In the next instant Gordon ruined her pleasure by donning his long shirt, which covered his more interesting assets, and Rob nearly moaned with disappointment. Next came his wool stockings and black leather boots. Finally, Gordon wrapped his Campbell plaid around himself, secured it in place with a thick belt, and shrugged into his black leather jerkin.
Rob closed her eyes when he turned to leave the chamber. “Come, Smooches,” she heard him call softly, and then felt the pup scrambling off the bed.
Silence reigned in the chamber for several, long moments. Rob opened her eyes and glanced toward the door through which her husband had disappeared.
“’Tis early yet,” Gordon said, a smile flirting with the corners of his lips as he watched her from the doorway. “Shall I rouse Gabby and send her to ye?”
“No,” Rob squeaked, her face growing hot with embarrassment.
Gordon winked at her and said, “Well, I hope ye enjoyed the entertainment.” Then he vanished with the pup out the door.
Great Bruce’s ghost, he’d known all along that she’d been watching him strut naked about their chamber. How humiliating to be caught peeking at what he had to offer, especially since she’d insisted she didn’t desire him.
Rob yanked the coverlet over her head. How she wished she could sink inside the mattress.
Later that morning Rob stepped into the enclosed garden and paused to inhale deeply of the pure mountain air, crisp yet surprisingly warmer than usual for that season of the year. Everywhere she looked, Rob saw the signs of winter’s passing, and her spirit quickened with the promise of spring. The chaste full moon would begin waning that night, heralding days that waxed warmer as the sun’s power increased.

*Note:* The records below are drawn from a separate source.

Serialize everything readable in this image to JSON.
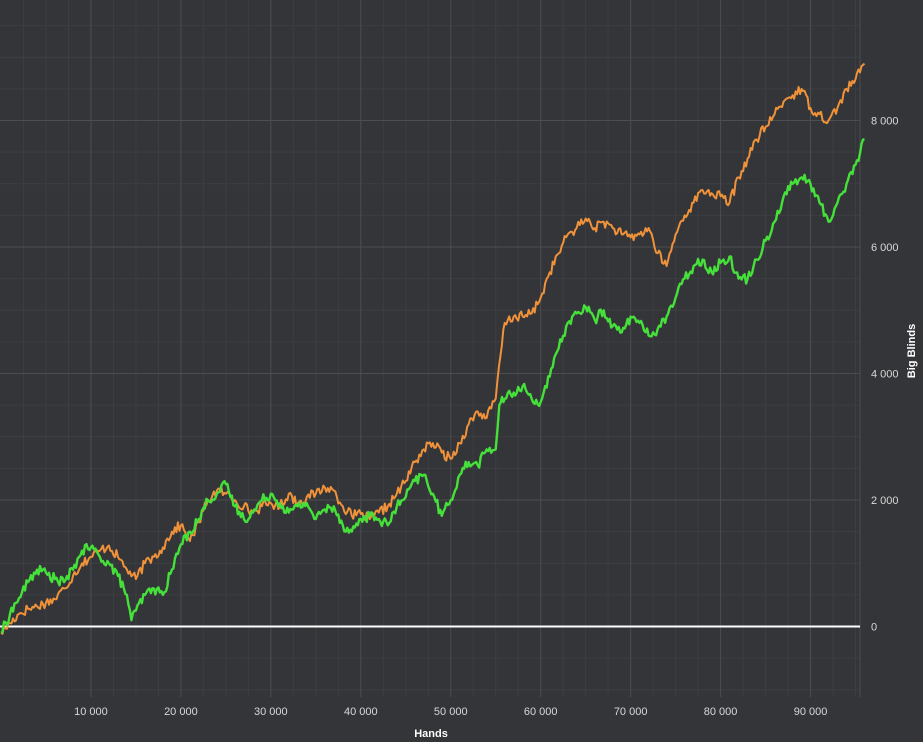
{
  "chart_data": {
    "type": "line",
    "xlabel": "Hands",
    "ylabel": "Big Blinds",
    "xlim": [
      0,
      96000
    ],
    "ylim": [
      -1100,
      9800
    ],
    "x_ticks": [
      {
        "value": 10000,
        "label": "10 000"
      },
      {
        "value": 20000,
        "label": "20 000"
      },
      {
        "value": 30000,
        "label": "30 000"
      },
      {
        "value": 40000,
        "label": "40 000"
      },
      {
        "value": 50000,
        "label": "50 000"
      },
      {
        "value": 60000,
        "label": "60 000"
      },
      {
        "value": 70000,
        "label": "70 000"
      },
      {
        "value": 80000,
        "label": "80 000"
      },
      {
        "value": 90000,
        "label": "90 000"
      }
    ],
    "y_ticks": [
      {
        "value": 0,
        "label": "0"
      },
      {
        "value": 2000,
        "label": "2 000"
      },
      {
        "value": 4000,
        "label": "4 000"
      },
      {
        "value": 6000,
        "label": "6 000"
      },
      {
        "value": 8000,
        "label": "8 000"
      }
    ],
    "y_axis_side": "right",
    "grid": true,
    "zero_line": true,
    "colors": {
      "background": "#343538",
      "grid_major": "#4c4d51",
      "grid_minor": "#3d3e42",
      "zero_line": "#ffffff",
      "series_orange": "#f0923a",
      "series_green": "#45e03a"
    },
    "series": [
      {
        "color": "#f0923a",
        "x": [
          0,
          1000,
          2000,
          3000,
          4000,
          5000,
          6000,
          7000,
          8000,
          9000,
          10000,
          11000,
          12000,
          13000,
          14000,
          15000,
          16000,
          17000,
          18000,
          19000,
          20000,
          21000,
          22000,
          23000,
          24000,
          25000,
          26000,
          27000,
          28000,
          29000,
          30000,
          31000,
          32000,
          33000,
          34000,
          35000,
          36000,
          37000,
          38000,
          39000,
          40000,
          41000,
          42000,
          43000,
          44000,
          45000,
          46000,
          47000,
          48000,
          49000,
          50000,
          51000,
          52000,
          53000,
          54000,
          55000,
          55200,
          56000,
          57000,
          58000,
          59000,
          60000,
          61000,
          62000,
          63000,
          64000,
          65000,
          66000,
          67000,
          68000,
          69000,
          70000,
          71000,
          72000,
          73000,
          74000,
          75000,
          76000,
          77000,
          78000,
          79000,
          80000,
          81000,
          82000,
          83000,
          84000,
          85000,
          86000,
          87000,
          88000,
          89000,
          90000,
          91000,
          92000,
          93000,
          94000,
          95000,
          96000
        ],
        "y": [
          -100,
          50,
          200,
          280,
          320,
          380,
          430,
          600,
          800,
          1000,
          1100,
          1200,
          1280,
          1100,
          900,
          750,
          1000,
          1100,
          1250,
          1500,
          1600,
          1350,
          1650,
          2000,
          2150,
          2100,
          2000,
          1900,
          1800,
          1900,
          1950,
          1900,
          2100,
          1950,
          2050,
          2100,
          2200,
          2150,
          1900,
          1750,
          1780,
          1700,
          1800,
          1900,
          2100,
          2300,
          2600,
          2800,
          2900,
          2750,
          2650,
          2900,
          3200,
          3400,
          3300,
          3600,
          3900,
          4800,
          4900,
          4900,
          4950,
          5200,
          5600,
          5900,
          6200,
          6300,
          6450,
          6300,
          6400,
          6300,
          6200,
          6150,
          6200,
          6300,
          5900,
          5700,
          6200,
          6500,
          6700,
          6900,
          6850,
          6800,
          6700,
          7100,
          7400,
          7700,
          7900,
          8100,
          8300,
          8400,
          8500,
          8200,
          8100,
          8000,
          8200,
          8500,
          8650,
          8900
        ]
      },
      {
        "color": "#45e03a",
        "x": [
          0,
          1000,
          2000,
          3000,
          4000,
          5000,
          6000,
          7000,
          8000,
          9000,
          10000,
          11000,
          12000,
          13000,
          14000,
          14500,
          15000,
          16000,
          17000,
          18000,
          19000,
          20000,
          21000,
          22000,
          23000,
          24000,
          25000,
          26000,
          27000,
          28000,
          29000,
          30000,
          31000,
          32000,
          33000,
          34000,
          35000,
          36000,
          37000,
          38000,
          39000,
          40000,
          41000,
          42000,
          43000,
          44000,
          45000,
          46000,
          47000,
          48000,
          49000,
          50000,
          51000,
          52000,
          53000,
          54000,
          55000,
          55400,
          56000,
          57000,
          58000,
          59000,
          60000,
          61000,
          62000,
          63000,
          64000,
          65000,
          66000,
          67000,
          68000,
          69000,
          70000,
          71000,
          72000,
          73000,
          74000,
          75000,
          76000,
          77000,
          78000,
          79000,
          80000,
          81000,
          82000,
          83000,
          84000,
          85000,
          86000,
          87000,
          88000,
          89000,
          90000,
          91000,
          92000,
          93000,
          94000,
          95000,
          96000
        ],
        "y": [
          -100,
          200,
          450,
          700,
          900,
          850,
          750,
          700,
          900,
          1200,
          1250,
          1100,
          1000,
          800,
          500,
          100,
          250,
          500,
          600,
          500,
          900,
          1300,
          1500,
          1700,
          2000,
          2100,
          2250,
          1900,
          1700,
          1800,
          2000,
          2100,
          1950,
          1800,
          1900,
          1950,
          1700,
          1850,
          1900,
          1600,
          1500,
          1700,
          1750,
          1700,
          1600,
          1900,
          2050,
          2300,
          2400,
          2100,
          1750,
          2000,
          2400,
          2600,
          2550,
          2800,
          2800,
          3500,
          3600,
          3700,
          3800,
          3600,
          3550,
          3950,
          4400,
          4800,
          4950,
          5050,
          4850,
          5000,
          4750,
          4650,
          4900,
          4800,
          4600,
          4700,
          4900,
          5200,
          5500,
          5700,
          5800,
          5600,
          5750,
          5850,
          5500,
          5500,
          5800,
          6100,
          6400,
          6800,
          7000,
          7100,
          7000,
          6700,
          6400,
          6700,
          7000,
          7300,
          7700
        ]
      }
    ]
  }
}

Rob set Smooches on the ground and strolled down the stone path that led to the bench. She didn’t have to wait long for Duncan and Gavin. Spying her from where they played at the opposite side of the garden, the two boys dashed toward her.
“Are ye ready to train Smooches?” Rob asked, making herself comfortable on the bench.
“Aye,” both boys answered, standing in front other.
Drawing their attention, the garden door opened unexpectedly, and Gordon appeared. He cast the three of them a smile as he advanced on them. Over his right shoulder, he’d slung his golf bag with one of Biddy’s brooms sticking out of the end; in his left hand, he carried a bowl.